CVE-2026-49248
HighCVSS 8.3Exploitation Probability (EPSS)
Low risk30th percentile - higher than 30% of all known CVEs
Summary
In versions 15.0.6 and below, the TarUtils.untar() function in OneDev creates symbolic links without validating whether the target is an absolute path. This allows writing to arbitrary server-side locations by authenticated users with CI Job write access.
Risk Assessment
The organization is exposed to unauthorized access to the file system, which may lead to data loss or server compromise. Any authenticated user with the appropriate permissions can exploit this vulnerability.
Recommendation
It is recommended to upgrade to version 15.0.7, which fixes this vulnerability. Additionally, review user permissions for CI Job access to minimize risk.
Original NVD description (English source)

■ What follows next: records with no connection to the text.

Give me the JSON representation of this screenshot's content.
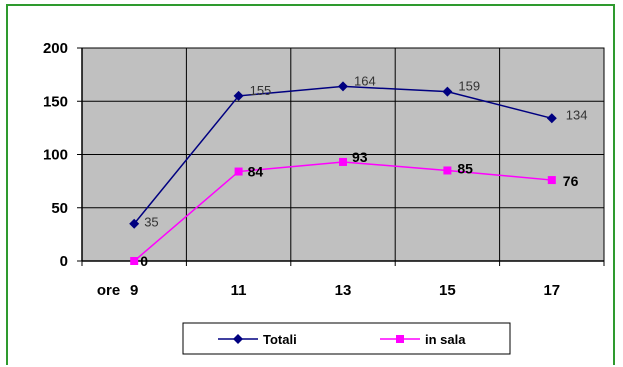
{
  "chart_data": {
    "type": "line",
    "x": [
      "9",
      "11",
      "13",
      "15",
      "17"
    ],
    "x_prefix": "ore",
    "ylim": [
      0,
      200
    ],
    "yticks": [
      0,
      50,
      100,
      150,
      200
    ],
    "grid": true,
    "legend_position": "bottom",
    "series": [
      {
        "name": "Totali",
        "values": [
          35,
          155,
          164,
          159,
          134
        ],
        "color": "#000080",
        "marker": "diamond"
      },
      {
        "name": "in sala",
        "values": [
          0,
          84,
          93,
          85,
          76
        ],
        "color": "#ff00ff",
        "marker": "square"
      }
    ],
    "colors": {
      "plot_bg": "#c0c0c0",
      "frame": "#2e9a2e",
      "grid": "#000000"
    }
  }
}
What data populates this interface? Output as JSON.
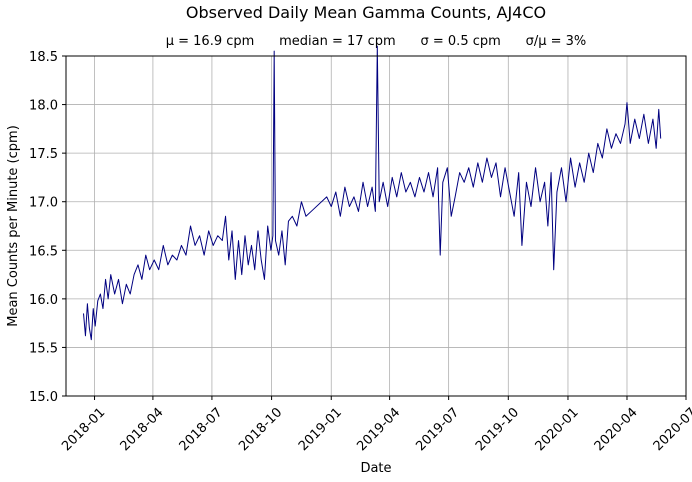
{
  "chart_data": {
    "type": "line",
    "title": "Observed Daily Mean Gamma Counts, AJ4CO",
    "subtitle": "μ = 16.9 cpm      median = 17 cpm      σ = 0.5 cpm      σ/μ = 3%",
    "xlabel": "Date",
    "ylabel": "Mean Counts per Minute (cpm)",
    "x_range": [
      "2017-11-18",
      "2020-07-01"
    ],
    "ylim": [
      15.0,
      18.5
    ],
    "grid": true,
    "x_ticks": [
      "2018-01",
      "2018-04",
      "2018-07",
      "2018-10",
      "2019-01",
      "2019-04",
      "2019-07",
      "2019-10",
      "2020-01",
      "2020-04",
      "2020-07"
    ],
    "y_ticks": [
      "15.0",
      "15.5",
      "16.0",
      "16.5",
      "17.0",
      "17.5",
      "18.0",
      "18.5"
    ],
    "series": [
      {
        "color": "#000080",
        "points": [
          [
            "2017-12-15",
            15.85
          ],
          [
            "2017-12-18",
            15.62
          ],
          [
            "2017-12-21",
            15.95
          ],
          [
            "2017-12-24",
            15.7
          ],
          [
            "2017-12-27",
            15.58
          ],
          [
            "2017-12-30",
            15.9
          ],
          [
            "2018-01-02",
            15.72
          ],
          [
            "2018-01-06",
            15.98
          ],
          [
            "2018-01-10",
            16.05
          ],
          [
            "2018-01-14",
            15.9
          ],
          [
            "2018-01-18",
            16.2
          ],
          [
            "2018-01-22",
            16.0
          ],
          [
            "2018-01-26",
            16.25
          ],
          [
            "2018-02-01",
            16.05
          ],
          [
            "2018-02-07",
            16.2
          ],
          [
            "2018-02-13",
            15.95
          ],
          [
            "2018-02-19",
            16.15
          ],
          [
            "2018-02-25",
            16.05
          ],
          [
            "2018-03-03",
            16.25
          ],
          [
            "2018-03-09",
            16.35
          ],
          [
            "2018-03-15",
            16.2
          ],
          [
            "2018-03-21",
            16.45
          ],
          [
            "2018-03-27",
            16.3
          ],
          [
            "2018-04-03",
            16.4
          ],
          [
            "2018-04-10",
            16.3
          ],
          [
            "2018-04-17",
            16.55
          ],
          [
            "2018-04-24",
            16.35
          ],
          [
            "2018-05-01",
            16.45
          ],
          [
            "2018-05-08",
            16.4
          ],
          [
            "2018-05-15",
            16.55
          ],
          [
            "2018-05-22",
            16.45
          ],
          [
            "2018-05-29",
            16.75
          ],
          [
            "2018-06-05",
            16.55
          ],
          [
            "2018-06-12",
            16.65
          ],
          [
            "2018-06-19",
            16.45
          ],
          [
            "2018-06-26",
            16.7
          ],
          [
            "2018-07-03",
            16.55
          ],
          [
            "2018-07-10",
            16.65
          ],
          [
            "2018-07-17",
            16.6
          ],
          [
            "2018-07-22",
            16.85
          ],
          [
            "2018-07-27",
            16.4
          ],
          [
            "2018-08-01",
            16.7
          ],
          [
            "2018-08-06",
            16.2
          ],
          [
            "2018-08-11",
            16.6
          ],
          [
            "2018-08-16",
            16.25
          ],
          [
            "2018-08-21",
            16.65
          ],
          [
            "2018-08-26",
            16.35
          ],
          [
            "2018-08-31",
            16.55
          ],
          [
            "2018-09-05",
            16.3
          ],
          [
            "2018-09-10",
            16.7
          ],
          [
            "2018-09-15",
            16.4
          ],
          [
            "2018-09-20",
            16.2
          ],
          [
            "2018-09-25",
            16.75
          ],
          [
            "2018-09-30",
            16.5
          ],
          [
            "2018-10-03",
            16.65
          ],
          [
            "2018-10-05",
            18.55
          ],
          [
            "2018-10-07",
            16.6
          ],
          [
            "2018-10-12",
            16.45
          ],
          [
            "2018-10-17",
            16.7
          ],
          [
            "2018-10-22",
            16.35
          ],
          [
            "2018-10-27",
            16.8
          ],
          [
            "2018-11-02",
            16.85
          ],
          [
            "2018-11-09",
            16.75
          ],
          [
            "2018-11-16",
            17.0
          ],
          [
            "2018-11-23",
            16.85
          ],
          [
            "2018-12-01",
            16.9
          ],
          [
            "2018-12-25",
            17.05
          ],
          [
            "2019-01-01",
            16.95
          ],
          [
            "2019-01-08",
            17.1
          ],
          [
            "2019-01-15",
            16.85
          ],
          [
            "2019-01-22",
            17.15
          ],
          [
            "2019-01-29",
            16.95
          ],
          [
            "2019-02-05",
            17.05
          ],
          [
            "2019-02-12",
            16.9
          ],
          [
            "2019-02-19",
            17.2
          ],
          [
            "2019-02-26",
            16.95
          ],
          [
            "2019-03-05",
            17.15
          ],
          [
            "2019-03-10",
            16.9
          ],
          [
            "2019-03-13",
            18.6
          ],
          [
            "2019-03-16",
            17.0
          ],
          [
            "2019-03-22",
            17.2
          ],
          [
            "2019-03-29",
            16.95
          ],
          [
            "2019-04-05",
            17.25
          ],
          [
            "2019-04-12",
            17.05
          ],
          [
            "2019-04-19",
            17.3
          ],
          [
            "2019-04-26",
            17.1
          ],
          [
            "2019-05-03",
            17.2
          ],
          [
            "2019-05-10",
            17.05
          ],
          [
            "2019-05-17",
            17.25
          ],
          [
            "2019-05-24",
            17.1
          ],
          [
            "2019-05-31",
            17.3
          ],
          [
            "2019-06-07",
            17.05
          ],
          [
            "2019-06-14",
            17.35
          ],
          [
            "2019-06-18",
            16.45
          ],
          [
            "2019-06-22",
            17.2
          ],
          [
            "2019-06-29",
            17.35
          ],
          [
            "2019-07-05",
            16.85
          ],
          [
            "2019-07-11",
            17.05
          ],
          [
            "2019-07-18",
            17.3
          ],
          [
            "2019-07-25",
            17.2
          ],
          [
            "2019-08-01",
            17.35
          ],
          [
            "2019-08-08",
            17.15
          ],
          [
            "2019-08-15",
            17.4
          ],
          [
            "2019-08-22",
            17.2
          ],
          [
            "2019-08-29",
            17.45
          ],
          [
            "2019-09-05",
            17.25
          ],
          [
            "2019-09-12",
            17.4
          ],
          [
            "2019-09-19",
            17.05
          ],
          [
            "2019-09-26",
            17.35
          ],
          [
            "2019-10-03",
            17.1
          ],
          [
            "2019-10-10",
            16.85
          ],
          [
            "2019-10-17",
            17.3
          ],
          [
            "2019-10-22",
            16.55
          ],
          [
            "2019-10-29",
            17.2
          ],
          [
            "2019-11-05",
            16.95
          ],
          [
            "2019-11-12",
            17.35
          ],
          [
            "2019-11-19",
            17.0
          ],
          [
            "2019-11-26",
            17.2
          ],
          [
            "2019-12-01",
            16.75
          ],
          [
            "2019-12-06",
            17.3
          ],
          [
            "2019-12-10",
            16.3
          ],
          [
            "2019-12-15",
            17.1
          ],
          [
            "2019-12-22",
            17.35
          ],
          [
            "2019-12-29",
            17.0
          ],
          [
            "2020-01-05",
            17.45
          ],
          [
            "2020-01-12",
            17.15
          ],
          [
            "2020-01-19",
            17.4
          ],
          [
            "2020-01-26",
            17.2
          ],
          [
            "2020-02-02",
            17.5
          ],
          [
            "2020-02-09",
            17.3
          ],
          [
            "2020-02-16",
            17.6
          ],
          [
            "2020-02-23",
            17.45
          ],
          [
            "2020-03-01",
            17.75
          ],
          [
            "2020-03-08",
            17.55
          ],
          [
            "2020-03-15",
            17.7
          ],
          [
            "2020-03-22",
            17.6
          ],
          [
            "2020-03-29",
            17.8
          ],
          [
            "2020-04-01",
            18.02
          ],
          [
            "2020-04-06",
            17.6
          ],
          [
            "2020-04-13",
            17.85
          ],
          [
            "2020-04-20",
            17.65
          ],
          [
            "2020-04-27",
            17.9
          ],
          [
            "2020-05-04",
            17.6
          ],
          [
            "2020-05-11",
            17.85
          ],
          [
            "2020-05-16",
            17.55
          ],
          [
            "2020-05-20",
            17.95
          ],
          [
            "2020-05-23",
            17.65
          ]
        ]
      }
    ]
  }
}
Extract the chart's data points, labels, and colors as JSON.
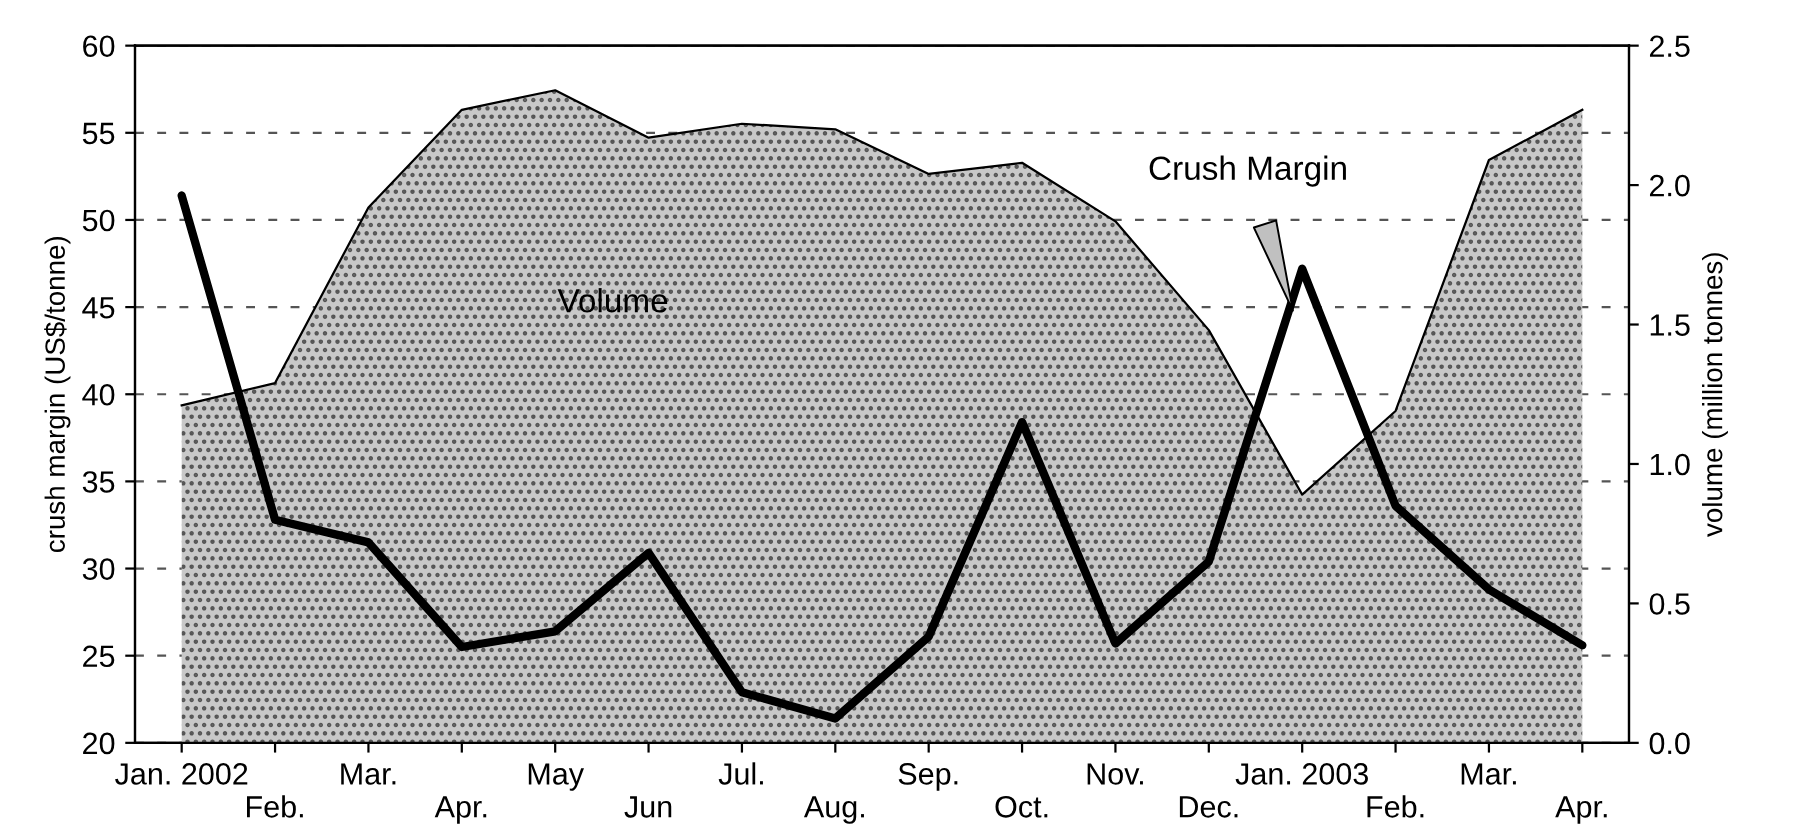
{
  "chart_data": {
    "type": "line",
    "ylabel": "crush margin (US$/tonne)",
    "y2label": "volume (million tonnes)",
    "categories": [
      "Jan. 2002",
      "Feb.",
      "Mar.",
      "Apr.",
      "May",
      "Jun",
      "Jul.",
      "Aug.",
      "Sep.",
      "Oct.",
      "Nov.",
      "Dec.",
      "Jan. 2003",
      "Feb.",
      "Mar.",
      "Apr."
    ],
    "series": [
      {
        "name": "Volume",
        "type": "area",
        "axis": "y2",
        "color": "#c8c8c8",
        "values": [
          1.21,
          1.29,
          1.92,
          2.27,
          2.34,
          2.17,
          2.22,
          2.2,
          2.04,
          2.08,
          1.87,
          1.48,
          0.89,
          1.19,
          2.09,
          2.27
        ]
      },
      {
        "name": "Crush Margin",
        "color": "#000000",
        "values": [
          51.4,
          32.8,
          31.5,
          25.5,
          26.4,
          30.9,
          22.9,
          21.4,
          26.1,
          38.4,
          25.7,
          30.4,
          47.2,
          33.6,
          28.8,
          25.6
        ]
      }
    ],
    "ylim": [
      20,
      60
    ],
    "yticks": [
      20,
      25,
      30,
      35,
      40,
      45,
      50,
      55,
      60
    ],
    "y2lim": [
      0,
      2.5
    ],
    "y2ticks": [
      {
        "value": 0,
        "label": "0.0"
      },
      {
        "value": 0.5,
        "label": "0.5"
      },
      {
        "value": 1,
        "label": "1.0"
      },
      {
        "value": 1.5,
        "label": "1.5"
      },
      {
        "value": 2,
        "label": "2.0"
      },
      {
        "value": 2.5,
        "label": "2.5"
      }
    ],
    "grid": "y",
    "legend": false,
    "line_style": "solid",
    "marker": "none"
  }
}
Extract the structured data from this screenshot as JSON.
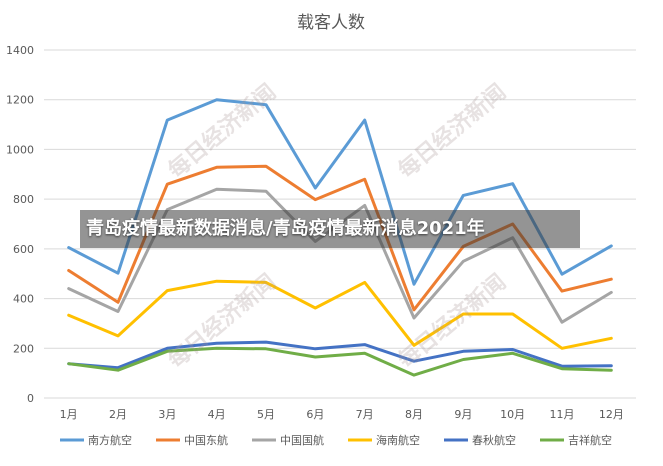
{
  "overlay": {
    "headline": "青岛疫情最新数据消息/青岛疫情最新消息2021年",
    "watermark_text": "每日经济新闻"
  },
  "chart_data": {
    "type": "line",
    "title": "载客人数",
    "xlabel": "",
    "ylabel": "",
    "categories": [
      "1月",
      "2月",
      "3月",
      "4月",
      "5月",
      "6月",
      "7月",
      "8月",
      "9月",
      "10月",
      "11月",
      "12月"
    ],
    "ylim": [
      0,
      1400
    ],
    "yticks": [
      0,
      200,
      400,
      600,
      800,
      1000,
      1200,
      1400
    ],
    "grid": true,
    "legend_position": "bottom",
    "series": [
      {
        "name": "南方航空",
        "color": "#5b9bd5",
        "values": [
          605,
          502,
          1118,
          1200,
          1180,
          845,
          1118,
          458,
          815,
          862,
          498,
          612
        ]
      },
      {
        "name": "中国东航",
        "color": "#ed7d31",
        "values": [
          513,
          385,
          860,
          928,
          932,
          798,
          880,
          355,
          610,
          700,
          430,
          478
        ]
      },
      {
        "name": "中国国航",
        "color": "#a5a5a5",
        "values": [
          440,
          348,
          758,
          840,
          832,
          630,
          775,
          322,
          550,
          645,
          305,
          425
        ]
      },
      {
        "name": "海南航空",
        "color": "#ffc000",
        "values": [
          333,
          250,
          432,
          470,
          465,
          362,
          465,
          212,
          338,
          338,
          200,
          240
        ]
      },
      {
        "name": "春秋航空",
        "color": "#4472c4",
        "values": [
          138,
          122,
          200,
          220,
          225,
          198,
          215,
          148,
          188,
          195,
          128,
          130
        ]
      },
      {
        "name": "吉祥航空",
        "color": "#70ad47",
        "values": [
          138,
          112,
          188,
          200,
          198,
          165,
          180,
          92,
          155,
          180,
          118,
          112
        ]
      }
    ]
  }
}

OneDev is a Git server with CI/CD, kanban, and packages. In versions 15.0.6 and below, TarUtils.untar() creates symbolic links verbatim from TAR entry getLinkName() without validating whether the target is an absolute path. A subsequent file entry in the same archive traverses the symlink, writing to arbitrary server-side locations. This is exploitable by any authenticated user with CI Job write access — no admin interaction required. This is an incomplete fix bypass of CVE-2021-21251 (GHSA-2w6j-wc8c-9mq2): that patch blocked .. path segments but did not address absolute symlink targets. This issue has been fixed in version 15.0.7.